OOD Cases Are The Real Room

Out-of-distribution cases are not a footnote. They are where the room becomes visible.

For agents, I like OOD cases that bend the workflow rather than merely change the topic:

  • The user asks for two conflicting goals.
  • The document is long and the key line is near the end.
  • A tool returns partial data.
  • A source disagrees with another source.
  • The user gives a casual phrase that hides a hard constraint.
  • The task requires saying “not enough information.”

These cases do not exist to embarrass the model. They exist to map the boundary. A system without a known boundary is not more powerful; it is less honest.

The Dataset Is A Weather Station

A benchmark dataset should not be a pile of prompts. It should be a weather station.

Each case should carry metadata: task type, domain, difficulty, expected evidence, known trap, required tool, answer form, and the behavior being tested. Without metadata, failures become anecdotes. With metadata, patterns appear.

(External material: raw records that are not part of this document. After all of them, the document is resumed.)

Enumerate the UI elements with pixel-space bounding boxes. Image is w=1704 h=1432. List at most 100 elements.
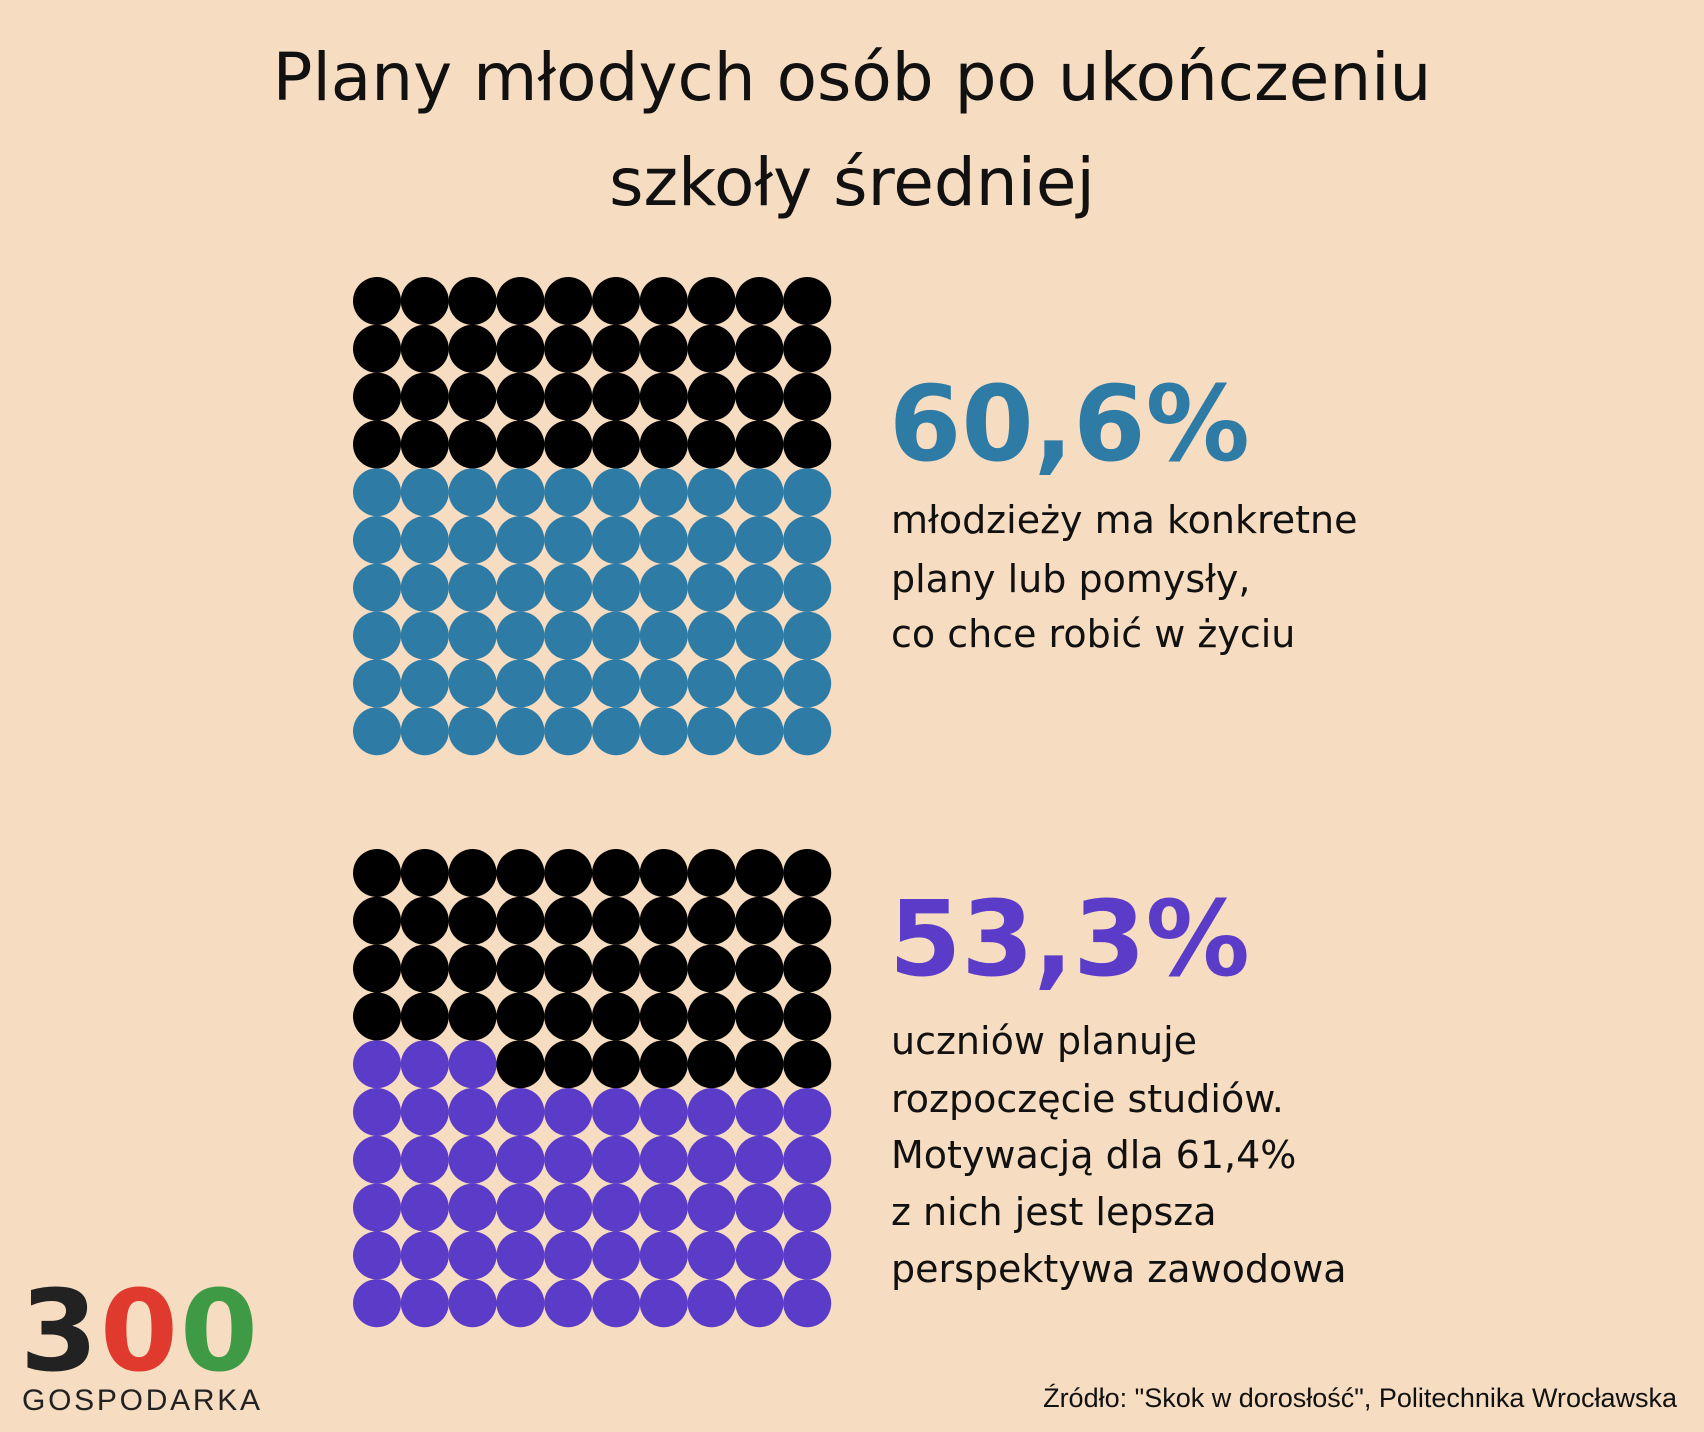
waffle-dot: [448, 468, 497, 517]
waffle-rest-dot: [735, 277, 784, 325]
description-line: co chce robić w życiu: [891, 612, 1295, 656]
waffle-dot: [687, 563, 736, 612]
waffle-dot: [687, 1183, 736, 1232]
waffle-dot: [783, 659, 832, 708]
waffle-dot: [735, 563, 784, 612]
waffle-rest-dot: [639, 277, 688, 325]
waffle-dot: [353, 1088, 401, 1136]
waffle-dot: [592, 611, 640, 660]
waffle-rest-dot: [544, 372, 593, 421]
waffle-dot: [639, 707, 688, 756]
waffle-rest-dot: [400, 896, 449, 945]
waffle-rest-dot: [687, 324, 736, 373]
waffle-rest-dot: [353, 372, 401, 421]
waffle-dot: [783, 1135, 832, 1184]
waffle-dot: [592, 659, 640, 708]
waffle-dot: [783, 611, 832, 660]
waffle-rest-dot: [496, 372, 545, 421]
waffle-dot: [735, 516, 784, 564]
waffle-rest-dot: [400, 324, 449, 373]
waffle-dot: [687, 707, 736, 756]
waffle-rest-dot: [687, 277, 736, 325]
waffle-dot: [353, 1135, 401, 1184]
waffle-rest-dot: [783, 324, 832, 373]
description-line: Motywacją dla 61,4%: [891, 1133, 1296, 1177]
waffle-dot: [639, 1183, 688, 1232]
waffle-dot: [496, 1088, 545, 1136]
waffle-dot: [544, 659, 593, 708]
waffle-dot: [735, 1279, 784, 1328]
waffle-rest-dot: [400, 372, 449, 421]
waffle-dot: [496, 1135, 545, 1184]
waffle-dot: [353, 468, 401, 517]
waffle-dot: [592, 516, 640, 564]
waffle-dot: [735, 707, 784, 756]
waffle-dot: [400, 563, 449, 612]
waffle-rest-dot: [639, 420, 688, 469]
waffle-rest-dot: [735, 944, 784, 993]
waffle-rest-dot: [496, 992, 545, 1041]
waffle-dot: [783, 707, 832, 756]
value-label: 60,6%: [889, 363, 1250, 485]
waffle-dot: [400, 611, 449, 660]
waffle-rest-dot: [353, 992, 401, 1041]
waffle-dot: [400, 659, 449, 708]
waffle-rest-dot: [783, 849, 832, 897]
waffle-rest-dot: [639, 849, 688, 897]
waffle-rest-dot: [639, 944, 688, 993]
waffle-dot: [687, 468, 736, 517]
waffle-rest-dot: [448, 372, 497, 421]
waffle-dot: [735, 1088, 784, 1136]
waffle-dot: [592, 1279, 640, 1328]
waffle-dot: [544, 1231, 593, 1280]
waffle-dot: [353, 563, 401, 612]
description-line: młodzieży ma konkretne: [891, 498, 1357, 542]
waffle-dot: [496, 707, 545, 756]
waffle-dot: [353, 1183, 401, 1232]
source: Źródło: "Skok w dorosłość", Politechnika…: [1043, 1383, 1678, 1413]
waffle-rest-dot: [592, 992, 640, 1041]
waffle-rest-dot: [544, 896, 593, 945]
description-line: z nich jest lepsza: [891, 1190, 1217, 1234]
waffle-rest-dot: [592, 849, 640, 897]
waffle-dot: [353, 516, 401, 564]
waffle-dot: [496, 611, 545, 660]
waffle-rest-dot: [448, 944, 497, 993]
logo-name: GOSPODARKA: [22, 1384, 260, 1417]
waffle-dot: [448, 659, 497, 708]
waffle-rest-dot: [544, 849, 593, 897]
description-line: rozpoczęcie studiów.: [891, 1077, 1284, 1121]
waffle-dot: [400, 468, 449, 517]
waffle-rest-dot: [400, 992, 449, 1041]
waffle-rest-dot: [592, 944, 640, 993]
waffle-dot: [592, 563, 640, 612]
waffle-rest-dot: [735, 372, 784, 421]
waffle-rest-dot: [400, 277, 449, 325]
waffle-dot: [544, 1183, 593, 1232]
waffle-rest-dot: [496, 277, 545, 325]
waffle-rest-dot: [735, 992, 784, 1041]
waffle-dot: [496, 1231, 545, 1280]
waffle-rest-dot: [687, 1040, 736, 1089]
waffle-rest-dot: [544, 1040, 593, 1089]
waffle-rest-dot: [687, 944, 736, 993]
waffle-dot: [735, 468, 784, 517]
waffle-dot: [735, 611, 784, 660]
logo-digit: 0: [180, 1267, 258, 1397]
waffle-rest-dot: [496, 1040, 545, 1089]
waffle-rest-dot: [687, 849, 736, 897]
waffle-rest-dot: [496, 944, 545, 993]
waffle-rest-dot: [687, 992, 736, 1041]
waffle-dot: [687, 659, 736, 708]
waffle-rest-dot: [448, 992, 497, 1041]
waffle-dot: [544, 1279, 593, 1328]
waffle-dot: [639, 1231, 688, 1280]
waffle-rest-dot: [639, 992, 688, 1041]
waffle-dot: [735, 659, 784, 708]
description-line: plany lub pomysły,: [891, 557, 1251, 601]
waffle-dot: [496, 516, 545, 564]
waffle-dot: [687, 1088, 736, 1136]
waffle-dot: [783, 1279, 832, 1328]
waffle-dot: [400, 1040, 449, 1089]
waffle-rest-dot: [735, 324, 784, 373]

If long-context cases fail together, you know where to dig. If tool-call cases pass offline but fail in product, you look at latency, schema, and user timing. If retrieval-heavy cases degrade after adding new content, you inspect the index instead of blaming the model.

The dataset should make debugging less mystical.

Product Evals

A product eval is not finished when it returns a score.

For real products, I care about three layers:

  • Offline evals: controlled, repeatable, cheap enough to run often.
  • Shadow evals: run against real traffic without affecting users.
  • User-loop evals: measure whether the system changed behavior in the world.

Each layer has a different truth. Offline evals are good for regression. Shadow evals reveal distribution. User loops reveal whether anyone cares.

The danger is optimizing the first layer until it becomes beautiful and irrelevant.

Taste In Measurement

There is taste in measurement.

A good eval is small enough to run, sharp enough to fail, stable enough to compare, and honest enough to admit what it does not measure. It should create fewer arguments, not more. It should make the next experiment obvious.

I like eval reports that contain:

  • the headline metric,
  • the top regressions,
  • representative failures,
  • suspected causes,
  • next actions,
  • and the cases that should be added because the current eval was blind.

The last part matters. Every eval should improve after being surprised.

The Quiet Standard

The goal is not to make models look good. The goal is to make systems less self-deceptive.

An eval is a quiet standard kept beside the workbench. Each run leaves a mark. Some marks are small. Some marks change the whole design.

When the metric moves, ask what moved with it. When the metric does not move, ask what it cannot hear.

That is where the real engineering begins.